En bref
Solaire : le juge administratif précise son contrôle de la prévention des atteintes aux espèces protégées pour un projet de centrale solaire sur un site pollué (CAA Marseille, 19 mars 2026, n°24MA01751 – Jurisprudence cabinet)
Qu’est-ce qu’un « avocat en droit de l’environnement » ? Nos réponses sur l’accès, l’exercice et l’évolution du métier
📢 [𝐰𝐞𝐛𝐢𝐧𝐚𝐢𝐫𝐞] La dérogation espèces protégées : matinale du droit de l’environnement exceptionnelle ce jeudi 12 mars 2026
Programmation pluriannuelle de l’énergie (PPE 3) : ce qu’il faut retenir des objectifs en matière de biogaz
Solaire : une nouvelle modification de l’obligation de solarisation ou de végétalisation des parcs de stationnement (loi de simplification du droit de l’urbanisme et du logement)

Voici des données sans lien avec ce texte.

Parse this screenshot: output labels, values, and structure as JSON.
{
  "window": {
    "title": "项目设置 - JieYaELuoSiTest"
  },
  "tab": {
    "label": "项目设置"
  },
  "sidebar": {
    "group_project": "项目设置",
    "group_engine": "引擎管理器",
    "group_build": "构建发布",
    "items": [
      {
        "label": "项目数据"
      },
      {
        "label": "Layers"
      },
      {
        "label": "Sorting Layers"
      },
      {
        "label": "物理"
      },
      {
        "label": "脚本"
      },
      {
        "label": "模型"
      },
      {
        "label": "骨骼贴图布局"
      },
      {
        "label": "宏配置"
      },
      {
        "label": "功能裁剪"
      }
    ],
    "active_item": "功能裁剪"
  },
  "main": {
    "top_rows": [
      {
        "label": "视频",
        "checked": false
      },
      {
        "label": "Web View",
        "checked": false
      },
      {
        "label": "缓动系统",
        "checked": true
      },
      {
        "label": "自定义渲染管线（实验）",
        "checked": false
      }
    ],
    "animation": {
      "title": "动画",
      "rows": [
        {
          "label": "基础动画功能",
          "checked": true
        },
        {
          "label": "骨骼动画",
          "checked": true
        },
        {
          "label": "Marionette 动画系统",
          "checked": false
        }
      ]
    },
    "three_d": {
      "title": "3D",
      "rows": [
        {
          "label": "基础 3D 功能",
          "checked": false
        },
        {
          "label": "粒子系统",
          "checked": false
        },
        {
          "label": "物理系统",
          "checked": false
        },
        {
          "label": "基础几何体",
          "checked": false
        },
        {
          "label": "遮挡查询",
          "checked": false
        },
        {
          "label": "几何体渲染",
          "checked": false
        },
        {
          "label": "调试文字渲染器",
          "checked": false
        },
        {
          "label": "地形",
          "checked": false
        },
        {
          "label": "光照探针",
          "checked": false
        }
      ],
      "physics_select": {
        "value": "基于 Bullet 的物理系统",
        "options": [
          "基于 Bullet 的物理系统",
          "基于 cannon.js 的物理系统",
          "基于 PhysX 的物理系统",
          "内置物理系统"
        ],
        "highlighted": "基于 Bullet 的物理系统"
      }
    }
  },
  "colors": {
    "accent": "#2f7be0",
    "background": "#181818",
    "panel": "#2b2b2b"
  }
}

L’obligation d’installer des procédés de production d’énergie renouvelable ou des dispositifs végétalisés sur les toitures de certains bâtiments ou sur des parcs de stationnement n’en finit pas d’être revue et corrigée par le législateur. Ce 15 octobre 2025, l’Assemblée nationale a définitivement adopté la proposition de loi de simplification du droit de l’urbanisme et du logement qui comporte, une fois de plus, des dispositions destinées à modifier et à assouplir la mise en œuvre de l’obligation de couverture des parcs de stationnement extérieurs par des ombrières. Une loi de simplification qui contribue à accroître le nombre des règles de droit qui composent le cadre juridique – déjà très dense – relatif à l’équipement des toitures en procédés de production d’énergie renouvelable ou de dispositifs végétalisés. Présentation.
NB : la loi de simplification du droit de l’urbanisme et du logement doit encore être promulguée puis publiée au journal officiel avant d’entrer en vigueur.
Résumé
1. La loi de simplification du droit de l’urbanisme et du logement modifie le contenu de l’obligation de solarisation les parcs de stationnement extérieurs d’une superficie supérieure à 1 500 mètres carrés (article 40 de la loi n° 2023-175 du 10 mars 2023)
- Elle autorise, sur au moins la moitié de leur superficie, la pose de « procédés mixtes » ainsi composés : une part d’ombrières couvrant au moins 35 % de la moitié de la superficie de ces parcs et des dispositifs végétalisés concourant à l’ombrage de la surface restant à couvrir.
- Elle créé une exemption « en tout ou partie » de l’obligation de solarisation : soit le propriétaire installe des ombrières sur la moitié de la superficie de son parc de stationnement, soit il met en place un autre dispositif permettant une production équivalent à celle d’ombrières, sur tout ou partie de la surface à équiper.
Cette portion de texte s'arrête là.